If we define $S(n)$ as
$4=3+1=2+2=2+1+1=1+1+1+1$
$S(4)=3\cdot1+2\cdot2+2\cdot1\cdot1+1\cdot1\cdot1\cdot1=3+4+2+1=10$
$5=4+1=3+2=2+2+1=2+1+1+1=1+1+1+1+1$
$S(5)=4\cdot1+3\cdot2+2\cdot2\cdot1+2\cdot1\cdot1\cdot1+1\cdot1\cdot1\cdot1\cdot1=4+6+4+2+1=20$
$6=5+1=4+2=4+1+1=3+3=3+2+1=3+1+1+1=2+2+2=2+2+1+1=2+1+1+1+1=1+1+1+1+1+1$
$S(6)=5\cdot1+4\cdot2+4\cdot1\cdot1+3\cdot3+3\cdot2\cdot1+ 3\cdot1\cdot1\cdot1+2\cdot2\cdot2+2\cdot2\cdot1\cdot1+2\cdot1\cdot1\cdot1\cdot1+1\cdot1\cdot1\cdot1\cdot1\cdot1=5+8+4+9+6+3+8+4+2+1=50$
so what quantity of $n$ up to $41$ which $S(n)\equiv0\pmod5$?
Rephrasing the question: let $S(n) = \sum_{\lambda\, \vdash \, n,\, \lambda_1 < n} \prod_i \lambda_i$. Then what is $S(n) \bmod 5$?
As a calculation strategy, define $S(n, k) = \sum_{\lambda\,\vdash\,n,\, \lambda_1 \le k} \prod_i \lambda_i$ to be the corresponding sum over partitions of $n$ into parts no greater than $k$, so that $S(n) = S(n, n-1)$. Then we can consider the largest part in each partition and find the recursion $S(n, k) = \sum_{j=1}^{\min(k,n)} j S(n - j, j)$ with base case $S(0, k) = 1$ as there is one partition of $0$ and it has an empty product.

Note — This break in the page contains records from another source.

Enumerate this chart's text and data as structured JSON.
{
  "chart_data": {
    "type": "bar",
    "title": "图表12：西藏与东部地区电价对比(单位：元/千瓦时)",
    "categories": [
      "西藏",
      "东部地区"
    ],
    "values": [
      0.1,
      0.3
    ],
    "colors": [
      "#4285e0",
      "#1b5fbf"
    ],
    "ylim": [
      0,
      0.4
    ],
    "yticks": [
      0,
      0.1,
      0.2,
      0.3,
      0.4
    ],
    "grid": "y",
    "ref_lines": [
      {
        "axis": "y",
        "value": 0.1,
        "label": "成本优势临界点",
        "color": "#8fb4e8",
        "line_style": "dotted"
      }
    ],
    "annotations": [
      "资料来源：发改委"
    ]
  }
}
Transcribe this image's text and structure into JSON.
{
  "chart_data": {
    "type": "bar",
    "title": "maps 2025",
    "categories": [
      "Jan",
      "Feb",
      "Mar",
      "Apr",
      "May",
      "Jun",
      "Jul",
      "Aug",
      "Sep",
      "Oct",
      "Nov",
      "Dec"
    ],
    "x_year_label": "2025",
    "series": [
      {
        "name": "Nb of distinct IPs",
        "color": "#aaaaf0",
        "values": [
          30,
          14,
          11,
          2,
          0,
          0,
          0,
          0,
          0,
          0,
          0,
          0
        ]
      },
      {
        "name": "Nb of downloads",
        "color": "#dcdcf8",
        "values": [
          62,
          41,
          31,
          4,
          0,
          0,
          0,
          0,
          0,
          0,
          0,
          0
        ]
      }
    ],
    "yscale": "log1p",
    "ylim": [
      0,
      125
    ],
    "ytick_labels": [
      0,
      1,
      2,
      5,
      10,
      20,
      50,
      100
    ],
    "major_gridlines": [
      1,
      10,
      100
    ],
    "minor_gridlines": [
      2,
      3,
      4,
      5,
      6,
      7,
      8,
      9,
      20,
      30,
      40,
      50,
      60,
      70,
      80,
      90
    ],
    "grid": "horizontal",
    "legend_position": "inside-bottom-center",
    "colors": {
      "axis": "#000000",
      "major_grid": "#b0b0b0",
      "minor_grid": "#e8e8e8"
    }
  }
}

Using this recursion it is easy to write a computer program to output a table of $S(n, k)$, but neither the table nor the values of $n$ for which $S(n, n-1) \equiv 0 \pmod 5$ are in OEIS, so this may not have been previously studied.